O rio São Francisco atravessa regiões com condições naturais das mais diversas. As partes extremas superior e inferior da bacia apresentam bons índices pluviométricos, enquanto os seus cursos médio e sub-médio atravessam áreas de clima bastante seco. Assim, cerca de 75% do deflúvio do São Francisco é gerado em Minas Gerais, cuja área da bacia ali inserida é de apenas 37% da área total.

A área compreendida entre a fronteira Minas-Bahia e a cidade de Juazeiro(BA), representa 45% do vale e contribui com apenas 20% do deflúvio anual. Os aluviões recentes, os arenitos e calcários, que dominam boa parte da bacia de drenagem, funcionam como verdadeiras esponjas para reterem e liberarem as águas nos meses de estiagem, a tal ponto que, em Pirapora(MG), Januária(MG) e até mesmo em Carinhanha(BA), o mínimo se dá em setembro, dois meses após o mínimo pluvial de julho.

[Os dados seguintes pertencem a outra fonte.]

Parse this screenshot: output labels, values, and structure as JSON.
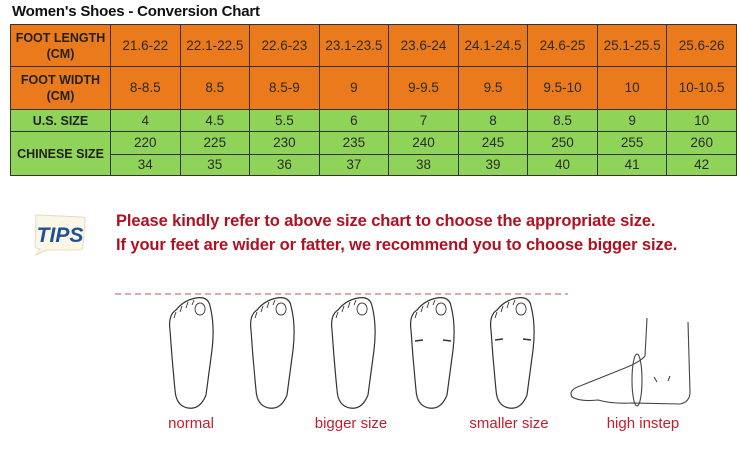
{
  "title": "Women's Shoes - Conversion Chart",
  "table": {
    "foot_length": {
      "label_line1": "FOOT LENGTH",
      "label_line2": "(CM)",
      "values": [
        "21.6-22",
        "22.1-22.5",
        "22.6-23",
        "23.1-23.5",
        "23.6-24",
        "24.1-24.5",
        "24.6-25",
        "25.1-25.5",
        "25.6-26"
      ]
    },
    "foot_width": {
      "label_line1": "FOOT WIDTH",
      "label_line2": "(CM)",
      "values": [
        "8-8.5",
        "8.5",
        "8.5-9",
        "9",
        "9-9.5",
        "9.5",
        "9.5-10",
        "10",
        "10-10.5"
      ]
    },
    "us_size": {
      "label": "U.S. SIZE",
      "values": [
        "4",
        "4.5",
        "5.5",
        "6",
        "7",
        "8",
        "8.5",
        "9",
        "10"
      ]
    },
    "chinese_size": {
      "label": "CHINESE SIZE",
      "values_mm": [
        "220",
        "225",
        "230",
        "235",
        "240",
        "245",
        "250",
        "255",
        "260"
      ],
      "values_eu": [
        "34",
        "35",
        "36",
        "37",
        "38",
        "39",
        "40",
        "41",
        "42"
      ]
    },
    "colors": {
      "orange": "#ea7a1c",
      "green": "#8fd458"
    }
  },
  "tips": {
    "icon_text": "TIPS",
    "line1": "Please kindly refer to above size chart to choose the appropriate size.",
    "line2": "If your feet are wider or fatter, we recommend you to choose bigger size.",
    "color": "#b01020"
  },
  "illustrations": {
    "labels": [
      "normal",
      "bigger size",
      "smaller size",
      "high instep"
    ]
  }
}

 À medida em que o São Francisco penetra na zona sertaneja semi-árida, apesar da intensa evaporação, da baixa pluviosidade e dos afluentes temporários da margem direita, tem seu volume d'água diminuído, mas mantém-se perene, graças ao mecanismo de retroalimentação proveniente do seu alto curso e dos afluentes no centro de Minas Gerais e oeste da Bahia. Nesse trecho o período das cheias ocorre de outubro a abril, com altura máxima em março, no fim da estação chuvosa. As vazantes são observadas de maio a setembro, condicionadas à estação seca

 Condições Pluviométricas


As condições pluviométricas, no baixo curso do São Francisco, diferem das constatadas no médio e alto cursos. No baixo vale os meses mais chuvosos são, geralmente, os de maio, junho e julho. O período de estiagem perdura de setembro a fevereiro, sendo outubro o mês menos chuvoso.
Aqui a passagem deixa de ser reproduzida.